The policy to wear face coverings will not apply to certain groups, such as very young children and those who cannot medically tolerate them, according to the release.
Port commissioners will be briefed Tuesday on the work that is underway regarding the implementation of added protocols at the airport.
US coronavirus cases reach 1.3M, deaths top 78K
Published 12:50 a.m. EDT May 10: The number of novel coronavirus cases in the United States climbed past 1.3 million early Sunday across all 50 states, the District of Columbia, Puerto Rico, Guam and the U.S. Virgin Islands.

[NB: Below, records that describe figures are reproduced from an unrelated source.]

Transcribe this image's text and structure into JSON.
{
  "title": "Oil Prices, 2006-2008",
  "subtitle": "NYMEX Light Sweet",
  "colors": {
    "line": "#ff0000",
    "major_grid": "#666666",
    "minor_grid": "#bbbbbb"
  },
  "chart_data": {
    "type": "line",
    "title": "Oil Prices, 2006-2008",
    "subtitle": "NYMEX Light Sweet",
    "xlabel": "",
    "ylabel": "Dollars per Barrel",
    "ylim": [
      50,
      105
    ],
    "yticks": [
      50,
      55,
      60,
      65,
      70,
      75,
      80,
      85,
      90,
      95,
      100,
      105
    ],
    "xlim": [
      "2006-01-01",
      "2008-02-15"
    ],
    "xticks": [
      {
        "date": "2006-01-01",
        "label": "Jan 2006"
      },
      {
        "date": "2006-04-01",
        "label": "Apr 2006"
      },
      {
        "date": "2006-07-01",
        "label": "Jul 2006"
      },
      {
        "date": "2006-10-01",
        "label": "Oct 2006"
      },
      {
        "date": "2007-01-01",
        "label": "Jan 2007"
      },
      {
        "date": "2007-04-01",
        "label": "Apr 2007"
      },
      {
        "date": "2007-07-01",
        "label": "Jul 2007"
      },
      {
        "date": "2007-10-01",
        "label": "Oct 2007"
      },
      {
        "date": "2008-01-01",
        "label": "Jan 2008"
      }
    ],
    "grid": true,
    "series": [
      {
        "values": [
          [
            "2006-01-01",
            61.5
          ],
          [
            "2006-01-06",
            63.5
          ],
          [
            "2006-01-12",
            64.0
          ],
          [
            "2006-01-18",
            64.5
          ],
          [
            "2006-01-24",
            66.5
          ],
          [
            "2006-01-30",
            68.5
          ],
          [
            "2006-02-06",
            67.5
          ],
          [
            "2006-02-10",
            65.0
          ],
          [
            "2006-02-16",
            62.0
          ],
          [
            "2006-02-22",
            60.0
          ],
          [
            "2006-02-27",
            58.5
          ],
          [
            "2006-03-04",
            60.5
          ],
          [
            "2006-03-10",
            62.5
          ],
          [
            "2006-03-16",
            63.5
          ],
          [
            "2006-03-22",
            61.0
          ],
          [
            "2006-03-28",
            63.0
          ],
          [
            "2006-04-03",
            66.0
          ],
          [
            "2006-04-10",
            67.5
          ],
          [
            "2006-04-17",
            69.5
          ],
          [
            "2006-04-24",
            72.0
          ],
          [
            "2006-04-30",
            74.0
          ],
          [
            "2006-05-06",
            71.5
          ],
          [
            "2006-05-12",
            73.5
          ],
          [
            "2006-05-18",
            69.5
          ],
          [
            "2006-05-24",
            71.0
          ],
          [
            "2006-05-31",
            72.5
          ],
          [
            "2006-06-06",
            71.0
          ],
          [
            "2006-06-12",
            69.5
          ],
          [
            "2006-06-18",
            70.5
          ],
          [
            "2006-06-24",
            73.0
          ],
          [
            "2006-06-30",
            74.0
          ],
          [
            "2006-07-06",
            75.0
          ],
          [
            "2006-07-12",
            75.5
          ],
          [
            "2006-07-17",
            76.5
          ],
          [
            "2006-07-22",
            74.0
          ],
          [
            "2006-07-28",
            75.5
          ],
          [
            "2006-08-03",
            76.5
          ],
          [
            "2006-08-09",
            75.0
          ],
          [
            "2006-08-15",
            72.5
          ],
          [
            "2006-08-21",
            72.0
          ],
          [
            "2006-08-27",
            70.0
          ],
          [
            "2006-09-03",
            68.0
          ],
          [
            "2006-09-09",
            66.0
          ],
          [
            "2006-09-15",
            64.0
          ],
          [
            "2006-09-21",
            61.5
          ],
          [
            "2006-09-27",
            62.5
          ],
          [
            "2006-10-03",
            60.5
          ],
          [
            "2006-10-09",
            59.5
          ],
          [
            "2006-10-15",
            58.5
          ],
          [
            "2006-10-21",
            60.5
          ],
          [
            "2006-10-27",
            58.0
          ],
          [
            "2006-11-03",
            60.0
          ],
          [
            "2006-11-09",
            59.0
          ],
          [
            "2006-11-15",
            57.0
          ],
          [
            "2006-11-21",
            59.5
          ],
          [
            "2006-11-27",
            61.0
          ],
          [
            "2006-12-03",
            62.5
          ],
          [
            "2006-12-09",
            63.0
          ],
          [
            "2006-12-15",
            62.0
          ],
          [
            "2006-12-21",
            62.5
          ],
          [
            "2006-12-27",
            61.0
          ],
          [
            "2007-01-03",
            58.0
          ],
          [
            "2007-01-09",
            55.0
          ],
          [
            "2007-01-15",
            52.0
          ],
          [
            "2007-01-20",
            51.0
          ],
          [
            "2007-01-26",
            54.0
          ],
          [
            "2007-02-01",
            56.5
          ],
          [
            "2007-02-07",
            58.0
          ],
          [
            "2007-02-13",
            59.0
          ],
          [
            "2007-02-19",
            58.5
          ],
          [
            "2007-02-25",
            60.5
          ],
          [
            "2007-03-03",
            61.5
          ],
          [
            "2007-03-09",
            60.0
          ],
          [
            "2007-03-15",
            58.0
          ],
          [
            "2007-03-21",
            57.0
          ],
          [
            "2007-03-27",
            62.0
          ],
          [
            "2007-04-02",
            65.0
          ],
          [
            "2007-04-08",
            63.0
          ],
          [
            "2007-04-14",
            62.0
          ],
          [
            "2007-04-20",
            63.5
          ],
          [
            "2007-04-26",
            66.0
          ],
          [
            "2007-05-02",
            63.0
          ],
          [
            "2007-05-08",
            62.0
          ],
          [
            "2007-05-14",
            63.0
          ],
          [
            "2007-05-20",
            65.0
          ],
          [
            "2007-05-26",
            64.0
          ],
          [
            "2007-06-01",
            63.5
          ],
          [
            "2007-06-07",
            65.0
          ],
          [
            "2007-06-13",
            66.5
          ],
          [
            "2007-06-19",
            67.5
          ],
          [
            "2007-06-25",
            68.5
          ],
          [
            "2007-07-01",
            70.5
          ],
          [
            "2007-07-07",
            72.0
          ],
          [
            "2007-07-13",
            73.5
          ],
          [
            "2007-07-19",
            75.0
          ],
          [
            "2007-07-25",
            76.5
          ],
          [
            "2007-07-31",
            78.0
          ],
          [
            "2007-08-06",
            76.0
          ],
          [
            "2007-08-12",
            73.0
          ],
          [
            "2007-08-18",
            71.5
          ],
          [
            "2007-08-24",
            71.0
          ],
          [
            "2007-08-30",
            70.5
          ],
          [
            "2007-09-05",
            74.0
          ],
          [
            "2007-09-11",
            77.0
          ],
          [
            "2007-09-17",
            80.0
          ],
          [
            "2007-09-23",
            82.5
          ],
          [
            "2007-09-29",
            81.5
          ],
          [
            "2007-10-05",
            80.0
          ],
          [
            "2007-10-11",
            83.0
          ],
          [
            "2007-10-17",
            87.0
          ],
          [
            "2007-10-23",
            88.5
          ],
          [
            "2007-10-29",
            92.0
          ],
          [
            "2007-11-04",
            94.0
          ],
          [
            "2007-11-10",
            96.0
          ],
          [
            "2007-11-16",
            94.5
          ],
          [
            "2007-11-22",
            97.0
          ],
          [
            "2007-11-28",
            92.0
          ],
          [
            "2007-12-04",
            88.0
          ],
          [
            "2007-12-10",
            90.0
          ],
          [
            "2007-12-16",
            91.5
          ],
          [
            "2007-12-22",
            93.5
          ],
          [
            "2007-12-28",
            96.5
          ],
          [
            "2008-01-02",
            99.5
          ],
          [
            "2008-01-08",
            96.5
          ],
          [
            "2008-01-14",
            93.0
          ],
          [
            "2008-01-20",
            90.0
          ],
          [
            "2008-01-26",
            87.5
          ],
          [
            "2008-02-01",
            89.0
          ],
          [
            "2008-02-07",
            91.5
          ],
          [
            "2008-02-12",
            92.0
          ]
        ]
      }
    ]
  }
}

According to a Johns Hopkins University tally, there are at least 1,309,541 confirmed U.S. cases of the virus, which have resulted in at least 78,794 deaths.
The hardest-hit states remain New York with 333,122 cases and 26,612 deaths, New Jersey with 137,397 cases and 9,116 deaths and Massachusetts with 76,743 cases and 4,840 deaths. Only 11 states and territories have confirmed fewer than 2,000 cases each.
Ten other states have now confirmed at least 30,000 novel coronavirus cases each, including:
• Illinois: 76,085 cases, resulting in 3,349 deaths
• California: 66,558 cases, resulting in 2,687 deaths
• Pennsylvania: 58,560 cases, resulting in 3,779
• Michigan: 46,815 cases, resulting in 4,530 deaths
• Florida: 40,001 cases, resulting in 1,715 deaths
• Texas: 38,394 cases, resulting in 1,066 deaths
• Connecticut: 32,984 cases, resulting in 2,932 deaths
• Georgia: 32,588 cases, resulting in 1,403 deaths
• Maryland: 31,534 cases, resulting in 1,614 deaths
• Louisiana: 31,417 cases, resulting in 2,267 deaths
Meanwhile, Indiana, Ohio and Virginia each has confirmed at least 23,000 cases, followed closely by Colorado with 19,375 and Washington state with 16,674; Tennessee and North Carolina each has confirmed at least 14,000 cases; Iowa, Rhode Island, Arizona and Minnesota each has confirmed at least 10,000 cases; Wisconsin, Missouri, Alabama and Mississippi each has confirmed at least 9,000 cases; Nebraska and South Carolina each has confirmed at least 7,000 cases; Kansas, Kentucky, Delaware, Nevada, Utah and the District of Columbia each has confirmed at least 6,000 cases; New Mexico and Oklahoma each has confirmed at least 4,000 cases; Arkansas, South Dakota, Oregon and New Hampshire each has confirmed at least 3,000 cases; and Idaho and Puerto Rico each has confirmed at least 2,000 cases.